I so need to find video of this. And play it every Christmas.
Is the Daily Show new again tonight?
I'm personally of the opinion that if you can't talk nice -- and often, people talking politics can't -- then you should talk about the weather. Family gatherings are not a place for screaming argument about people you've never met (unless your name is Bush, and then it is a legitimate family
problem
). When family go busting out with inflammatory political arguments, and you're just trying to enjoy their company, it is perfectly legitimate to wield the Iron Wand of Smiting Politeness and ask them to kindly stop mentioning [Rush Limbaugh, Noam Chomsky], or else invite him next time instead of you.
If there is one thing I despise, it is people who make a hobby out of petty feuds. There is no call for glee at crude divisiveness, and stoking of same may justifiably be called rude. (See Iron Wand etc. etc., above.)

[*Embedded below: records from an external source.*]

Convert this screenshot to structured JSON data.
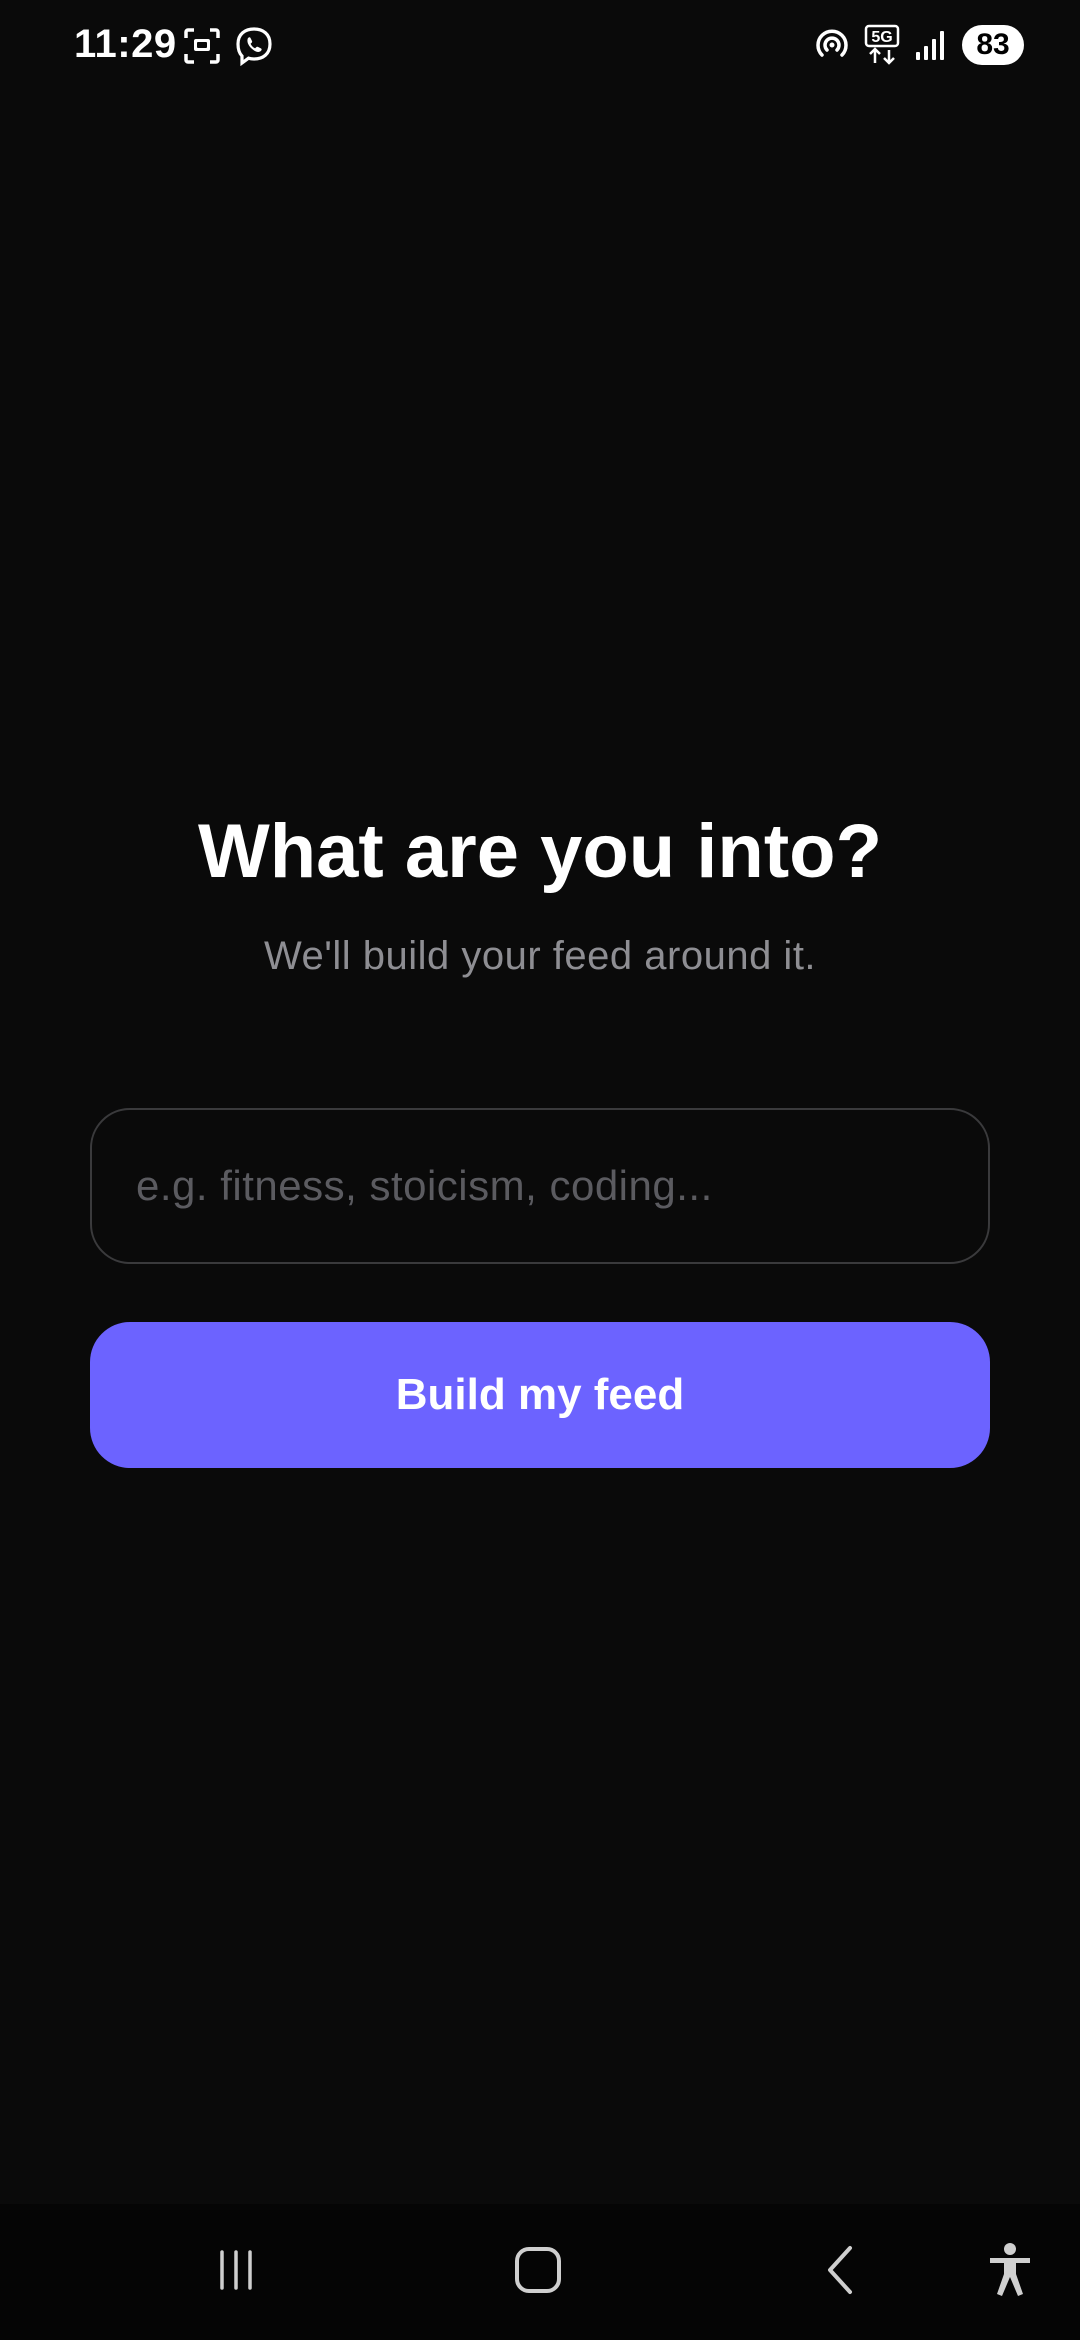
{
  "status_bar": {
    "time": "11:29",
    "left_icons": [
      "screenshot-icon",
      "viber-icon"
    ],
    "right_icons": [
      "hotspot-icon",
      "5g-data-icon",
      "signal-icon"
    ],
    "network_label": "5G",
    "battery_level": "83"
  },
  "main": {
    "title": "What are you into?",
    "subtitle": "We'll build your feed around it.",
    "input": {
      "value": "",
      "placeholder": "e.g. fitness, stoicism, coding..."
    },
    "submit_label": "Build my feed"
  },
  "nav_bar": {
    "buttons": [
      "recent-apps-icon",
      "home-icon",
      "back-icon",
      "accessibility-icon"
    ]
  },
  "colors": {
    "background": "#0a0a0a",
    "accent": "#6c63ff",
    "subtitle": "#8e8e93",
    "input_border": "#3a3a3c",
    "placeholder": "#5b5b60"
  }
}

I'm personally of the opinion that if you can't talk nice -- and often, people talking politics can't -- then you should talk about the weather.

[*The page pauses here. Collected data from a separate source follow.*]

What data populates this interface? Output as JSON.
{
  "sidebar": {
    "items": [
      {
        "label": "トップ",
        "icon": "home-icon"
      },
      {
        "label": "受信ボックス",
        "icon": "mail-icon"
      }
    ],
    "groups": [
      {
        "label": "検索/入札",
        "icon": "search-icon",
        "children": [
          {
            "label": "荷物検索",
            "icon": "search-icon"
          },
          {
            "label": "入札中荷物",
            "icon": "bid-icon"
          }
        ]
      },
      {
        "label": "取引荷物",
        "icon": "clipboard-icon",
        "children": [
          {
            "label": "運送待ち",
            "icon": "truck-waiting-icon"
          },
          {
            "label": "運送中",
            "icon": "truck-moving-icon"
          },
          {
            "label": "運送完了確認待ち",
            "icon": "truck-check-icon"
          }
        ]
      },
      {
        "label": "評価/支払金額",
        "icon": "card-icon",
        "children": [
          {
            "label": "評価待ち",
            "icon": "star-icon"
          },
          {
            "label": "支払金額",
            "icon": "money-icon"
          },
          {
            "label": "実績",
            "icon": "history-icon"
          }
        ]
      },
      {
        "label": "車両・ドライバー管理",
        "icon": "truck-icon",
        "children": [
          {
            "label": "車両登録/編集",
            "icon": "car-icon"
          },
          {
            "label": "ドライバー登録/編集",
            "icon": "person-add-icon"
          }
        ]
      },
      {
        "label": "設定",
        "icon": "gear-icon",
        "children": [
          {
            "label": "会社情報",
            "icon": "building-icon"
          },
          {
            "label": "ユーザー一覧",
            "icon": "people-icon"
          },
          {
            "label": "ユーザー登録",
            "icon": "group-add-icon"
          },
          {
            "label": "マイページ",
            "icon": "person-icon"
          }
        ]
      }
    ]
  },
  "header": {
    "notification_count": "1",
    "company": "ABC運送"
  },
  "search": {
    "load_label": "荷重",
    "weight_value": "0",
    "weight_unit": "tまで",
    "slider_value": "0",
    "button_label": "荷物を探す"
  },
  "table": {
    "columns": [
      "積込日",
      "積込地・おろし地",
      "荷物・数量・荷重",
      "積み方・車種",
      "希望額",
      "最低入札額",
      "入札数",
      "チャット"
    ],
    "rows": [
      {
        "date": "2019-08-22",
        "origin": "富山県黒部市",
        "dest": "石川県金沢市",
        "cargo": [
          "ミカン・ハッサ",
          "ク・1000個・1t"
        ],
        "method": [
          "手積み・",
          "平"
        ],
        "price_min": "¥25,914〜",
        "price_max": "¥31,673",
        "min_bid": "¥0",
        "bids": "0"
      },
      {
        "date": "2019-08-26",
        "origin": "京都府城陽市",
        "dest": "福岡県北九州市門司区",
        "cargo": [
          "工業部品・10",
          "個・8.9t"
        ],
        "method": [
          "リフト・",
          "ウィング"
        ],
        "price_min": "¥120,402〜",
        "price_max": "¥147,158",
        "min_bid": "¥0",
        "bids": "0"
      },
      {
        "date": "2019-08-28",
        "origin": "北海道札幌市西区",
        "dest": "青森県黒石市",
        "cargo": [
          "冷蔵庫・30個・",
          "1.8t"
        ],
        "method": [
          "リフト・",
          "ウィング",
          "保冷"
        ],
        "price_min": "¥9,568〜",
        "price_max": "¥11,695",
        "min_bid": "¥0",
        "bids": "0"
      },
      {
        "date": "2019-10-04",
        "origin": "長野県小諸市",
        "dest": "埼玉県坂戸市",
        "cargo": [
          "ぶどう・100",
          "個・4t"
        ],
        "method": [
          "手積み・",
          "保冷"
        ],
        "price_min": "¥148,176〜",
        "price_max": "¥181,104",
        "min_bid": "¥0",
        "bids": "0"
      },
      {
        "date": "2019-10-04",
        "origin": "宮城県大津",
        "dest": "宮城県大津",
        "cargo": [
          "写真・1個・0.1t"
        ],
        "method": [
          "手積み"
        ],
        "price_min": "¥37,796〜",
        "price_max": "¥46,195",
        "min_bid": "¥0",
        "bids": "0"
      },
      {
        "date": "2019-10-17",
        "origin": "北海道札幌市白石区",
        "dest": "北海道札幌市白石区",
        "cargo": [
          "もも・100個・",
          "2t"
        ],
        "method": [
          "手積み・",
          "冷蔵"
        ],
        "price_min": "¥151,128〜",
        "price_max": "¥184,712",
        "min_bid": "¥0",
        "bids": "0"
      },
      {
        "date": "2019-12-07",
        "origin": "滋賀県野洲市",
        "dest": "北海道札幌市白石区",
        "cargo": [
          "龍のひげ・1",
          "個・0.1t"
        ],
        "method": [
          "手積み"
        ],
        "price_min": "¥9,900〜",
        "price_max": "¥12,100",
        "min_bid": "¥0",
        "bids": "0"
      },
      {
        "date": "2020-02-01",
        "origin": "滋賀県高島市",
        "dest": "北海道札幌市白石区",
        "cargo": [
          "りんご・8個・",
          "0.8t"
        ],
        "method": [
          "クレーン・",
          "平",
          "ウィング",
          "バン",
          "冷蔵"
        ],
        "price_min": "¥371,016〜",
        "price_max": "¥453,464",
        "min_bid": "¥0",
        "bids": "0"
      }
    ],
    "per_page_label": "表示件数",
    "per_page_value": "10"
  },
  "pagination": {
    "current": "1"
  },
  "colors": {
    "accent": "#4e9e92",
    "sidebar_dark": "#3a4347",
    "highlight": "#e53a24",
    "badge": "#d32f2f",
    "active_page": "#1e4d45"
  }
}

Unless, of course, the problem was sparked by said weather...
My most conservative family members are all Canadian, and not in Alberta. Even my pro-life and very churchy cousin comes across as liberal compared to the US right, and my parents and in-laws are about as blue as blue gets. I'm so glad I never have to deal with the left/right split at the dinner table.
In fact, the worst political thing I have to deal with is filtering out an insane amount of West Wing talk from the in-law side. If I never hear, "It's like they say on the West Wing..." when talking about actual politics ever again, it will be too soon.
If I never hear, "It's like they say on the West Wing..." when talking about actual politics ever again, it will be too soon.
Of course, if we could get two thoughtful Supreme Court Judges now like they did on the West Wing...
Oh, god, that White House Press Briefing link is comedy gold.
Especially this:
Does anyone in this administration know anyone that's down there --
MR. McCLELLAN: Well, I think you need to talk to people on the ground --
Q -- beyond Trent Lott?
Heee!
Keith Olberman just named Geraldo Rivera the "Worst Person in the World" for the second take thing with the old lady and her dog.
My keyboard is having major spelling problems right now. What's up with that?
I actually like the fact that my aunt is a not very political Republican, because it means we don't talk about politics at extended family gatherings. Certain members of my family have rage issues, so when it's all Dems and people really get going, it just gives me a headache, frankly.